Adam Neuser tek değildir, Teslis`i reddederek İslam`ı seçen papazların listesi uzundur. Gönül arzu eder ki, bunların hayatları ve nasıl ihtida ettikleri yazılsın ve birkaç ciltlik bir külliyat oluşturulsun.
Ülkemizdeki agresif Protestan misyonerleri para dağıtarak, Batı`ya göç etme imkanı temin ederek, çocuklarına tahsil fırsatı tanıyarak bir takım vatandaşlarımızı kendi dinlerine çekmişlerdir. Ancak bunların içinde bir tek Müslüman din alimi yoktur. Onlardan ise nice papaz İslam`ı seçmiştir.
Hiçbir bilgili, inançlı, şuurlu Müslüman Tevhid inancını bırakarak Teslis inancını kabul etmez; Hazret-i Adem`den beri hak din olan İslam`ı bırakarak kul yapısı başka dinlere girmez.

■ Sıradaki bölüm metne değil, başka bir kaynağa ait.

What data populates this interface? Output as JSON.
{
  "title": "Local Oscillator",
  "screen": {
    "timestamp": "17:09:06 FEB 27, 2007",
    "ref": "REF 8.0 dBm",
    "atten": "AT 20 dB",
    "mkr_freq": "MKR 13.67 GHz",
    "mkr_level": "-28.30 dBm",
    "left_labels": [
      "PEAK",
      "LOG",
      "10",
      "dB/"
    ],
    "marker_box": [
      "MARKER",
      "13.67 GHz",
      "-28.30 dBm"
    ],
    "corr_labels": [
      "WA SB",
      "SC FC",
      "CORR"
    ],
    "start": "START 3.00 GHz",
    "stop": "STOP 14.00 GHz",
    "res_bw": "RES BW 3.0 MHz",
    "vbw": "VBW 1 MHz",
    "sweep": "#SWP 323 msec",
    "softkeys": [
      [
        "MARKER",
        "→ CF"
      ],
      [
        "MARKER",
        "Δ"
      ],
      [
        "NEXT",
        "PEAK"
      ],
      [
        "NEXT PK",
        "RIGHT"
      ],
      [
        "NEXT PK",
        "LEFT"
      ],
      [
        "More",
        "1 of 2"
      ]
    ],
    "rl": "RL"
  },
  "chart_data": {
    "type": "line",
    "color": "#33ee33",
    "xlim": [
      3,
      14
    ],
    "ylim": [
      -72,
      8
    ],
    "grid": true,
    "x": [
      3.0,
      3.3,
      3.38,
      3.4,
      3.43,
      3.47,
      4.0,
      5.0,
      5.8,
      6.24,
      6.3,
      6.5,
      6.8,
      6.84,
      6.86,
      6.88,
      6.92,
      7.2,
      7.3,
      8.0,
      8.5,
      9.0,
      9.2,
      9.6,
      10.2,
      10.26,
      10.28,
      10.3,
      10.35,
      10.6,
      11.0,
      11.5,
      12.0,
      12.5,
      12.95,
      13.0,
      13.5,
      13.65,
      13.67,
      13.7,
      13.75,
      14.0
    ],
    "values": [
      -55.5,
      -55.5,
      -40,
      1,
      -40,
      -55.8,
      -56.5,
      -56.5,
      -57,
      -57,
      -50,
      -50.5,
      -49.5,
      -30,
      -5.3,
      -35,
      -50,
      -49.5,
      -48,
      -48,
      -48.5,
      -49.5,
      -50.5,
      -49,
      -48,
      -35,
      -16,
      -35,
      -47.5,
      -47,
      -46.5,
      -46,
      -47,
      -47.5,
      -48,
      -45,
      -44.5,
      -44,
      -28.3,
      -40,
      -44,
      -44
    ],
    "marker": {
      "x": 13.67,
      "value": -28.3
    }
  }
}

Zaten Müslüman olmayan, yahut İslam`dan uzaklaşmış ve kopmuş bulunan birkaç marjinal kişinin Teslis dinine girmesi ile, Hıristiyanlığı çok iyi bilen ilim ve kültür sahibi papazların Müslüman olmaları bir değildir.

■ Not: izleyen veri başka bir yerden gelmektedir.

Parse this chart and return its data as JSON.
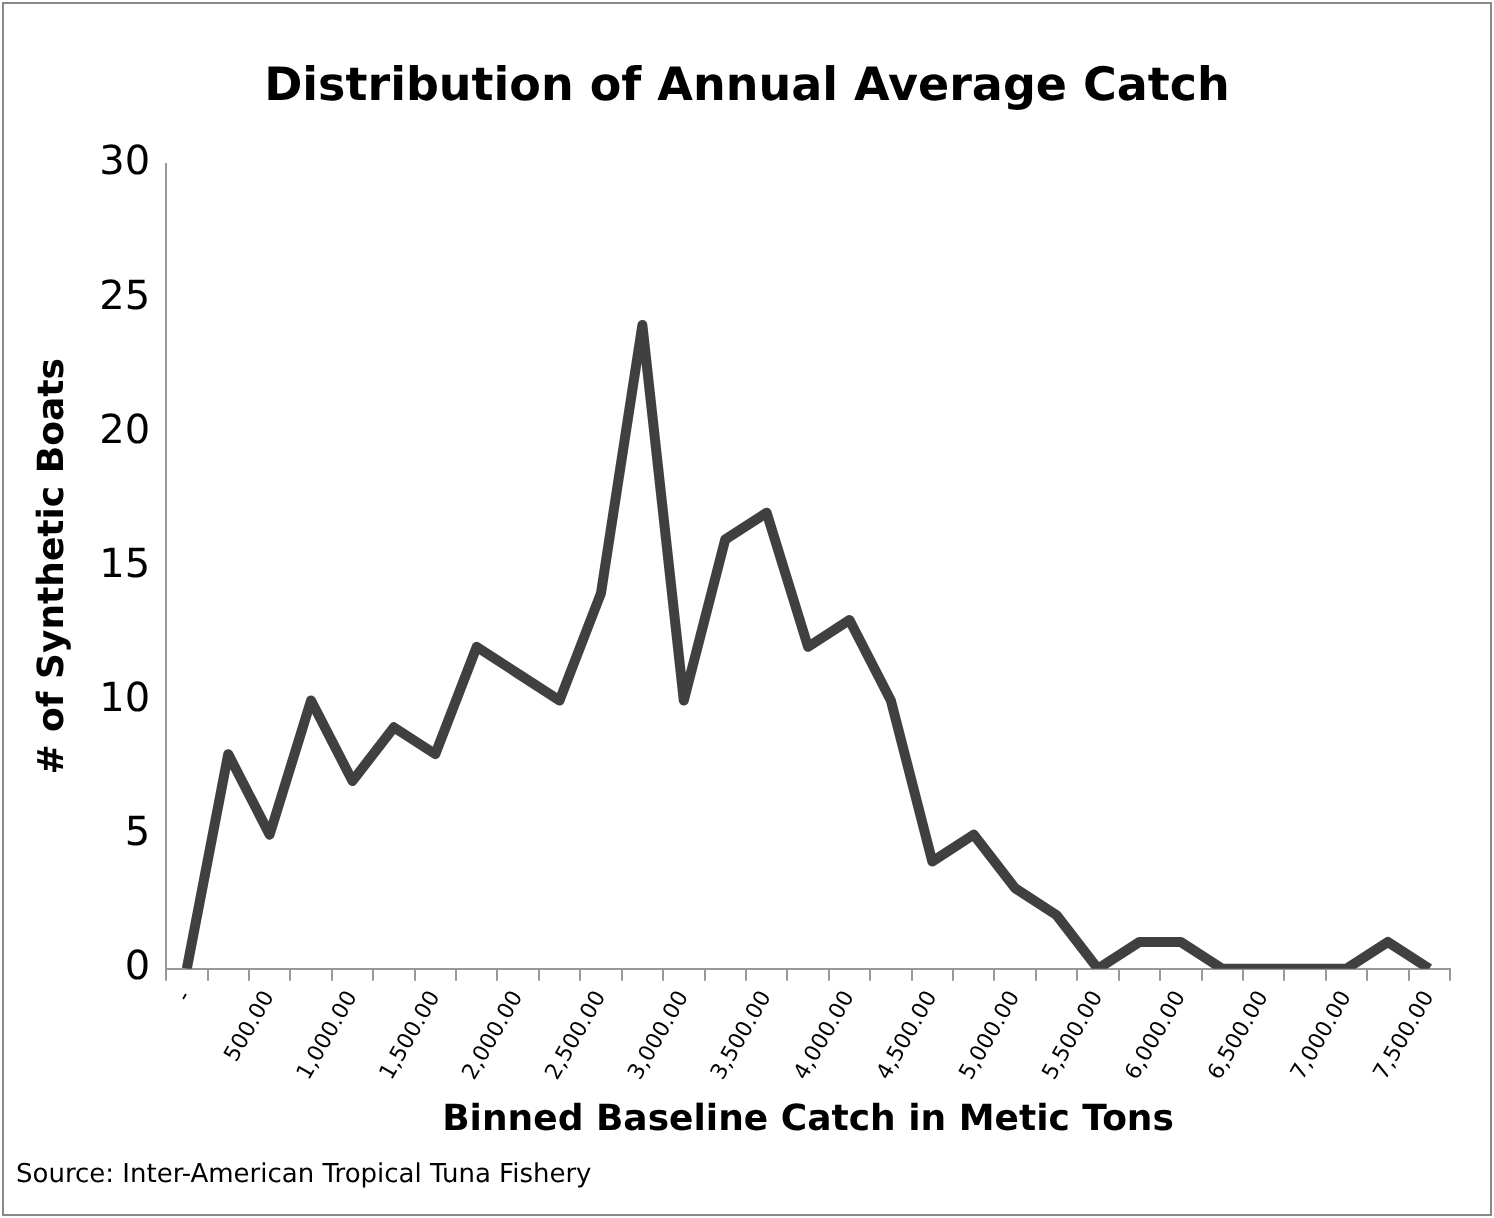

Şu anda İslam ile `Ümmet-i davet` (İslam`a çağrılması gerekenler) arasındaki en büyük engel, Müslüman dünyasının geri kalmışlığı, İslam`ı hakkıyla temsil edememesidir. Bu engel kalktığı ve Müslümanlar davet ve tebliğ vazifelerini hakkıyla yaptığı zaman, başta kilise papazları olmak üzere Hıristiyanlık aleminde kütlevi ihtidalar başlayacak, insanlar fevc fevc (akın akın) Hazret-i Muhammed`in, Hazret-i İsa`nın, Hazret-i Musa`nın, Hazret-i İbrahim`in ve diğer bütün peygamberlerin (hepsine salat ve selam olsun!) dinine gireceklerdir.
(1) Treaties Concerning the Mahometons, P. 215-223. A.Reland.